You are thinking in terms of feeding the vectors into an FPGA in parallel. That is hardly necessary (unless you generate entire new vectors every
10ns).
Questions you need to answer:
-How quickly are new vectors generated?
-Where will the vectors come from (or be stored)?
-How quickly do you need an answer?
-What is the maximum value of M and N?
-Is it guaranteed that there will be only one matching value for all possible vector combinations?
-How many different 20 bit values can a vector element have? Is it a straight unsigned binary value or some sort of a code that would limit the number of distinct values to less than 2**20?
Just as an example, if M = N = 512, with the FPGA running at 100MHz, you could do a brute force comparison of two vectors in 2.6 ms. Your M = N = 60 example would take 36 microseconds.
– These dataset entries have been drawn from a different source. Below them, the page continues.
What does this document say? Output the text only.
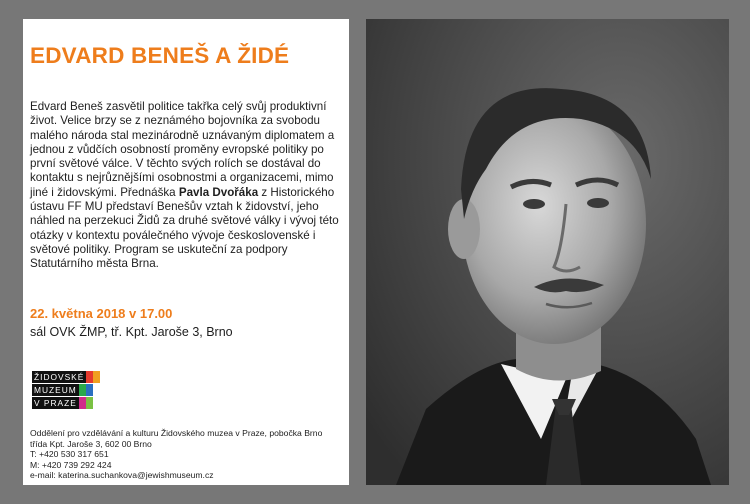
EDVARD BENEŠ A ŽIDÉ
Edvard Beneš zasvětil politice takřka celý svůj produktivní život. Velice brzy se z neznámého bojovníka za svobodu malého národa stal mezinárodně uznávaným diplomatem a jednou z vůdčích osobností proměny evropské politiky po první světové válce. V těchto svých rolích se dostával do kontaktu s nejrůznějšími osobnostmi a organizacemi, mimo jiné i židovskými. Přednáška Pavla Dvořáka z Historického ústavu FF MU představí Benešův vztah k židovství, jeho náhled na perzekuci Židů za druhé světové války i vývoj této otázky v kontextu poválečného vývoje československé i světové politiky. Program se uskuteční za podpory Statutárního města Brna.
22. května 2018 v 17.00
sál OVK ŽMP, tř. Kpt. Jaroše 3, Brno
ŽIDOVSKÉ
MUZEUM
V PRAZE
Oddělení pro vzdělávání a kulturu Židovského muzea v Praze, pobočka Brno
třída Kpt. Jaroše 3, 602 00 Brno
T: +420 530 317 651
M: +420 739 292 424
e-mail: katerina.suchankova@jewishmuseum.cz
Keep in mind, these are worst-case figures.
For the above use two SelectRAM memories preloaded with your vectors. You could load your vectors one word at a time at whatever rate your source could handle. If, say, your source happens to be SDRAM connected to the FPGA you could load the vectors at 133MHz (or 2x with DDR). Depending on the width of the data path that would mean one or more 20 bit word per clock. No need to consume I/O to pass the vectors in parallel.
So, a rough estimate of a complete load->compare->result cycle would be: M = N = 512 ... load = 7.7us; compare = 2.6ms M = N = 60 ... load = 0.9us; compare = 36us
Is that fast enough? You could always run the FPGA faster.
If SDRAM was involved I would probably run the logic at the SDRAM clock (or
2x) rather than an unrelated frequency (like 100MHz).
There are a million possible variations of this concept. It all depends on the constraints you have to work within. A binary search, for example, would provide a very significant improvement in performance. You could replicate the circuit X times in order to obtain a further X-time improvement in reaching a match.